La idea de dar vida a este inmenso proyecto, del que destaca su profundo valor simbólico, fue de la Cooperativa de bodegas locales de Cormons que consiguieron hacer la primera cosecha en 1985, dos años después de haber plantado las primeras vides.

¿Y qué calidad de uvas se encuentran en este lugar tan excepcional?

Pues, entre otras, la Godello española, junto al Chenin Blanc francés, o al Zinfandel de California, por ejemplo, pero hay muchas más. Y esta lista no es definitiva, ya que cada año se pueden añadir nuevas variedades.

Todo el vino que nace de este espectacular viñedo se produce como vino blanco y se deja reposar en barrica por algunos meses. Lo más increíble es que las distintas variedades de uvas se han adaptado a madurar con los mismos tiempos.

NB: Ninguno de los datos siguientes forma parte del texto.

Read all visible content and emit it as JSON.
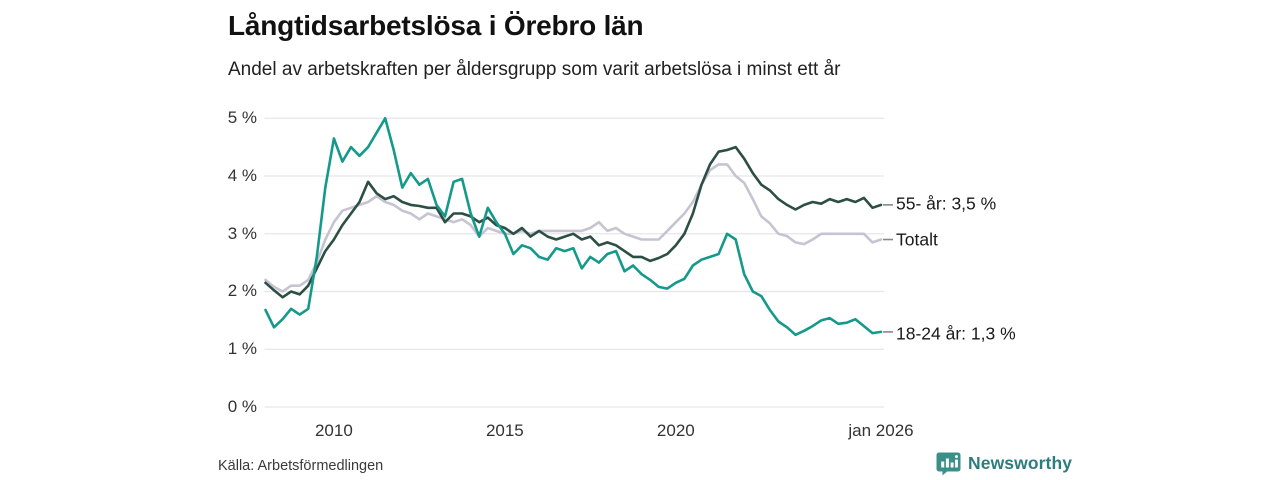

Del Vino de la Paz se producen más o menos 10.000 botellas al año, en parte destinadas a los líderes mundiales, civiles y religiosos, pero también a coleccionistas de vinos únicos así como a apasionados de arte. Sí, porque otra peculiaridad de estas botellas es que sus etiquetas son obras de artistas famosos, cada año se seleccionan tres, desde Arnaldo Pomodoro y Enrico Bay (las primeras de 1985), hasta Yoko Ono y Fernando Botero, entre otros.

Desde el año 2015, el Vino de la Paz lleva a una dimensión más concreta su propósito escrito en el nombre, relacionándose a proyectos y obras solidarias.

Surge espontáneo preguntarse a qué puede saber un vino de origen tan variado. Bueno, probarlo es claramente un privilegio de pocos (si tienes la suerte de dar con una botella, el valor es de 70 euros más o menos).

Aunque este vino en principio puede provocar perplejidad, al nacer de una mezcla de más de 550 uvas distintas, su calidad es excelente. De color amarillo vivo, se caracteriza por un perfume de especias que recuerda el aroma oriental de las variedades de Armenia, del Cáucaso, y de Turquía. Variedades que inciden con mayor fuerza. Su sabor es redondo, completo y ligeramente seco, con un regusto de vainilla y moscatel.

Por su significado de hermandad entre los pueblos del mundo y su visión original e innovadora, el Vino de la Paz es un ejemplo de cómo un producto de la tierra y del trabajo del hombre puede llenarse de valores simbólicos, históricos y culturales. Y de cómo lo bueno puede llevar a resultados inesperados.